The shimmering saffron-colored piers created a perfect contrast to the deep green of the surrounding mountains and dark blue of the water. This inclusive project invited everyone – young parents with strollers, the individual Italian fashionista, an elderly person with a walker, people in wheel chairs, small groups, large groups, two-legged as well as four-legged species! It was amusing to observe the different poses people developed for pictures or selfies. In the end, The Floating Piers was not the only art on display, finally it became the canvas to display the multitudes there, and that's what made this experience complete and unique.
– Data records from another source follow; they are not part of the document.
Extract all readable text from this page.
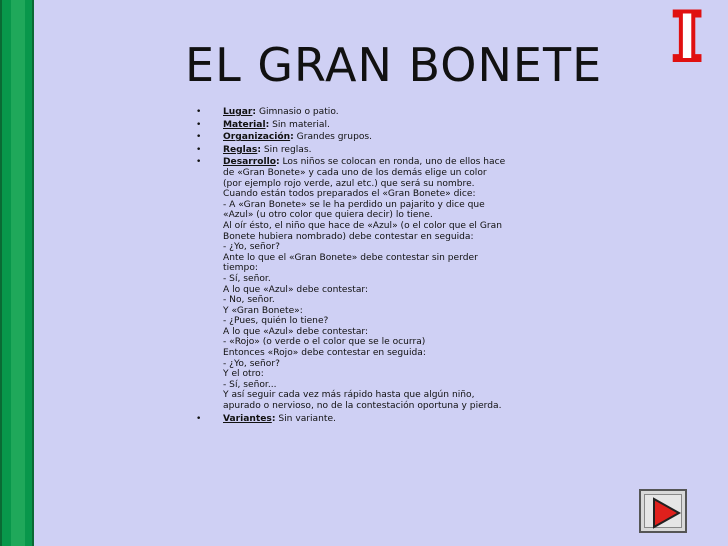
EL GRAN BONETE I
• Lugar: Gimnasio o patio.
• Material: Sin material.
• Organización: Grandes grupos.
• Reglas: Sin reglas.
• Desarrollo: Los niños se colocan en ronda, uno de ellos hace de «Gran Bonete» y cada uno de los demás elige un color (por ejemplo rojo verde, azul etc.) que será su nombre. Cuando están todos preparados el «Gran Bonete» dice:
- A «Gran Bonete» se le ha perdido un pajarito y dice que «Azul» (u otro color que quiera decir) lo tiene.
Al oír ésto, el niño que hace de «Azul» (o el color que el Gran Bonete hubiera nombrado) debe contestar en seguida:
- ¿Yo, señor?
Ante lo que el «Gran Bonete» debe contestar sin perder tiempo:
- Sí, señor.
A lo que «Azul» debe contestar:
- No, señor.
Y «Gran Bonete»:
- ¿Pues, quién lo tiene?
A lo que «Azul» debe contestar:
- «Rojo» (o verde o el color que se le ocurra)
Entonces «Rojo» debe contestar en seguida:
- ¿Yo, señor?
Y el otro:
- Sí, señor...
Y así seguir cada vez más rápido hasta que algún niño, apurado o nervioso, no de la contestación oportuna y pierda.
• Variantes: Sin variante.
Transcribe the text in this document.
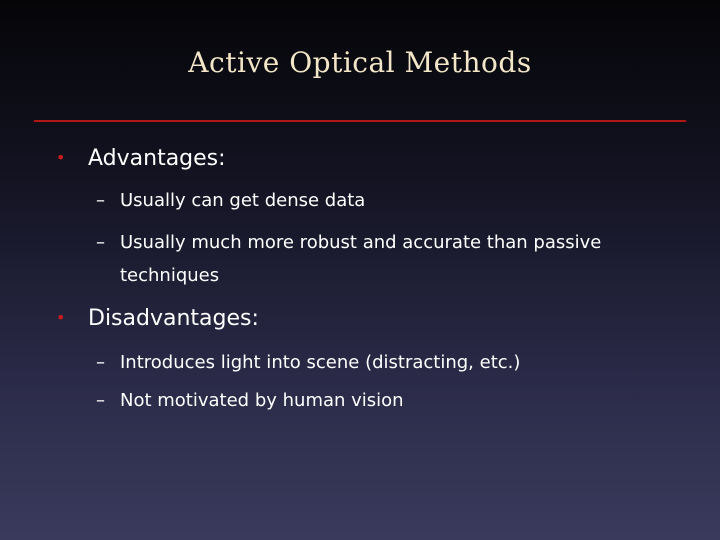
Active Optical Methods
•	Advantages:
– Usually can get dense data
– Usually much more robust and accurate than passive techniques
•	Disadvantages:
– Introduces light into scene (distracting, etc.)
– Not motivated by human vision
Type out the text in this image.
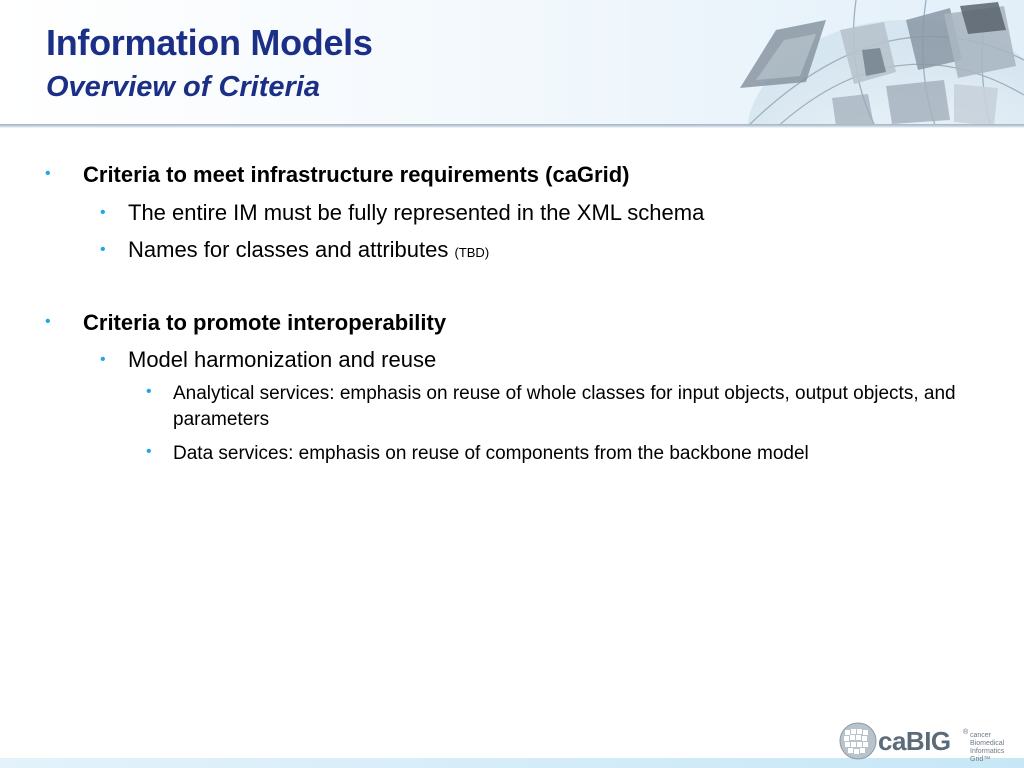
Information Models
Overview of Criteria
• Criteria to meet infrastructure requirements (caGrid)
• The entire IM must be fully represented in the XML schema
• Names for classes and attributes (TBD)
• Criteria to promote interoperability
• Model harmonization and reuse
• Analytical services: emphasis on reuse of whole classes for input objects, output objects, and parameters
• Data services: emphasis on reuse of components from the backbone model
caBIG ® cancer Biomedical Informatics Grid™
The general sense of relaxation and joy experienced throughout the entire walk was remarkable considering the masses participating in this “public” event. This is the value, the special impact of public art, appreciated all the more in the context of our challenging times when terrible incidents such as the bombings in Paris or the attack in Nice create fear in community gatherings.
It was also impressive how quickly and easily we could buy food and beverages. Simple furniture was organized in the shade of over-arching olive trees. College kids, earning some extra money in the summer, helped serve the small selection of panini and fresh salads made with locally harvested ingredients, and offered at very modest prices. There was not your typical “Exit Thru the Gift Shop” at the end of the experience – only a few women selling hand-crafted goods.
Christo's aim was to bring the customs and qualities of the region closer to the visitor. TASCHEN was the only commercial stand selling its publication of The Floating Piers project.
A true highlight was the appearance of Christo himself on a separate boat. He seemed almost a conductor, carefully observing the orchestration of his art and the public's interaction with it, from a distance. There was a special moment as the thousands of people present, paused to salute the man responsible for this unique installation and experience!
After my return to the United States I have been asked many times, “what is The Floating Piers?” And I think Paul Goldberger’s quote sums up the experience quite well: “at once a work of art, a cultural event, a political happening and an ambitious piece of business.”